Dumam od jakiegoś czasu nad tym, jak można przygotować się do zmian klimatu. Nie da się przewidzieć wszystkiego co wydarzy się w najbliższych dekadach, ale można próbować oszacować kierunek zmian.

Z początku myślałem o kupieniu ziemi za miastem, bo spora część mojego miasta zostanie zalana jeśli poziom wody w Bałtyku się podniesie. Ale dziś uderzyło mnie, że to myślenie typowe dla osób uprzywilejowanych i zacząłem myśleć, że stanowi część problemu.

Co Waszym zdaniem ma szansę przygotować nas na zmiany? I mam na myśli szerokie spektrum zmian: poziomu wód, dostępu do wody pitnej (w Gdańsku jedno z ujęć zostanie zalane jeśli poziom Bałtyku przekroczy pewien próg), dostępności suchych nieruchomości, migracji mas ludzi, niepokojów…

Zwłaszcza dla osób bezdzietnych ma to znaczenie, bo w pewnym czasie zaczną potrzebować pomocy, którą mogłoby zapewnić im potomstwo. Nasuwa się wniosek, że inne relacje międzyludzkie muszą zastąpić te brakujące rodzinne.

Szukam pomysłów, więc z góry dziękuję za wszelkie propozycje i wizje!

  • @Mitro
    link
    73 years ago

    Wydaje mi się że jedynym sensem jest budowanie bardzo silnej struktury lokalnej.

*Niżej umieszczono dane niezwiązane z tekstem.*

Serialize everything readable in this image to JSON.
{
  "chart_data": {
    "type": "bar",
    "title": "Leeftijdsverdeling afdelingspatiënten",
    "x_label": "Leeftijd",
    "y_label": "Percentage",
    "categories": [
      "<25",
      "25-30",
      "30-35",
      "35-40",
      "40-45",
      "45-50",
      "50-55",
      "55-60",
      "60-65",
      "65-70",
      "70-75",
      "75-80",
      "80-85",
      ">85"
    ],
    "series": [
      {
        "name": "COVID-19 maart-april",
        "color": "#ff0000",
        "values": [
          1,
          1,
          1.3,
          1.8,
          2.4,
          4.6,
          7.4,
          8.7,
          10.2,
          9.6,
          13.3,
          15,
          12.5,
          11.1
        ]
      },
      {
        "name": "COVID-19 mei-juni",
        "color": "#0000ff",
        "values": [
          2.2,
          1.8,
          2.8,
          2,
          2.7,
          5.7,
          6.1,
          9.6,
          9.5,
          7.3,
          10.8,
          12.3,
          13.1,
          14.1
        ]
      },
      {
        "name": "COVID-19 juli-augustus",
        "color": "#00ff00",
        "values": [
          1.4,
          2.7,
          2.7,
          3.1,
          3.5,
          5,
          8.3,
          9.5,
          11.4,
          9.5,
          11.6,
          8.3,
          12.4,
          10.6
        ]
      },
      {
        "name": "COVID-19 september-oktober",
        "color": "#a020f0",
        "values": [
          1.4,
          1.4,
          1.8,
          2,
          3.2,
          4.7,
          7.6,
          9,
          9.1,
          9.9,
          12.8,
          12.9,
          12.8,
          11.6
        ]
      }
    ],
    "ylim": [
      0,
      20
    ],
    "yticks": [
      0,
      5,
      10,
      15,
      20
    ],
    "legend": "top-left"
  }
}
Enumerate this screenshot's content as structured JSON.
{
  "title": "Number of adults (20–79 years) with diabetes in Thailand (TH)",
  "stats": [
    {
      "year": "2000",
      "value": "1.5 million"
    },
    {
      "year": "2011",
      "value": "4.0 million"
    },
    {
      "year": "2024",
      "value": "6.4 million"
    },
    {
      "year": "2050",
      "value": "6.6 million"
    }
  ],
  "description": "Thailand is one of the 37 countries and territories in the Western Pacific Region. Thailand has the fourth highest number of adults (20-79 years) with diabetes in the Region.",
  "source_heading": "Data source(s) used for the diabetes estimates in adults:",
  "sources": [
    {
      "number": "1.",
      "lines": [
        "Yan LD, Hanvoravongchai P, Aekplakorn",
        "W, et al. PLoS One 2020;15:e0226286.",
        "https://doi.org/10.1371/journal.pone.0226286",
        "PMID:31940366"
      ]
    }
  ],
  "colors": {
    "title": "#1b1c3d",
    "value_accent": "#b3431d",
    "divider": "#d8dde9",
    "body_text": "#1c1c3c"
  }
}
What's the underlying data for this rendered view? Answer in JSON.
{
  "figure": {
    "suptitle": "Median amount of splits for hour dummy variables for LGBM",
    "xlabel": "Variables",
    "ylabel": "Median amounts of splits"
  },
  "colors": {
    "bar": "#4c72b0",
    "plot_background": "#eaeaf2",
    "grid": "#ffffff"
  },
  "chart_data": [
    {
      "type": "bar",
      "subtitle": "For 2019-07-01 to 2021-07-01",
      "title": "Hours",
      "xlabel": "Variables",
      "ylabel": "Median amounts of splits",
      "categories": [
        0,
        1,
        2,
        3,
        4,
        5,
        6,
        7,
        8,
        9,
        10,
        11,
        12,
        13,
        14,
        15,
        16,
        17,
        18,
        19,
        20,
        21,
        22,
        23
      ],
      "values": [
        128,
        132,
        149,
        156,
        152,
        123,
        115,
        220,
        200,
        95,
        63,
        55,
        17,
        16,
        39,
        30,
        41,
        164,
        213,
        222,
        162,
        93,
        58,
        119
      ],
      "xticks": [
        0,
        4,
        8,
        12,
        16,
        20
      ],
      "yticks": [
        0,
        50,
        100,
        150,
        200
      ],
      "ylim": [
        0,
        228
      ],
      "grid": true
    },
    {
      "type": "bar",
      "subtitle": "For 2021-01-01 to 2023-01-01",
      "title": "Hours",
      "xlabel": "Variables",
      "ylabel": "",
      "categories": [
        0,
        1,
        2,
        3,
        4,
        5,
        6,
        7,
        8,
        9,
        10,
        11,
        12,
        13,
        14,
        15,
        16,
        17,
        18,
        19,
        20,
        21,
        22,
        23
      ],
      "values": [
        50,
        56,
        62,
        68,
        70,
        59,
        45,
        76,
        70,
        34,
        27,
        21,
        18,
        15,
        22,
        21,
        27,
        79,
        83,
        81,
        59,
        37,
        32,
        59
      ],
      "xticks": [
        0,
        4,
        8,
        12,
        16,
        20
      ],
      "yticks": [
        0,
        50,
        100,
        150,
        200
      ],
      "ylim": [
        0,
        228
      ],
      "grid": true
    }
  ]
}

Samemu- nawet jeśli kupisz ziemię i strzelbę to sobie nie poradzisz. Dużo ludzi = dużo możliwości. To nie musi być sieć sąsiedzka ale wystarczy środowiskowa. Wydaje mi się, że teraz trzeba pchać w te relacje maksimum wysiłku. Zaprzyjaźniona knajpa plajtuje? Benefit. Znajomy się przeprowadza? Pomóż. U nas świetnie się sprawdza robienie grup tematycznych np. “Wyjazd w góry” albo “interwencje przy eksmisjach” ludzie tam dodają znajomych i jest możliwość poznać nowe osoby. My robimy różnie-na signalu, na fejsie. Można sieciować grupy działające społecznie, nawet nieformalnie. Co jakiś czas sprawdzać wspólne zasoby: kto ma auto, gdzie można przenocować, kto skipuje, kto jest prawnikiem a kto lekarzem. Bardzo ważne jest znać prywatnie lekarzy i prawników. Pójść czasem na piwo czy imprezę. Angażować młodych- oni za 20 lat będą dorośli, a my starzy. Kiedyś myślałam żeby zbierać kasę ale ja nie jestem w stanie uzbierać jej wystarczająco dużo żeby to miało sens, więc zrezygnowałam.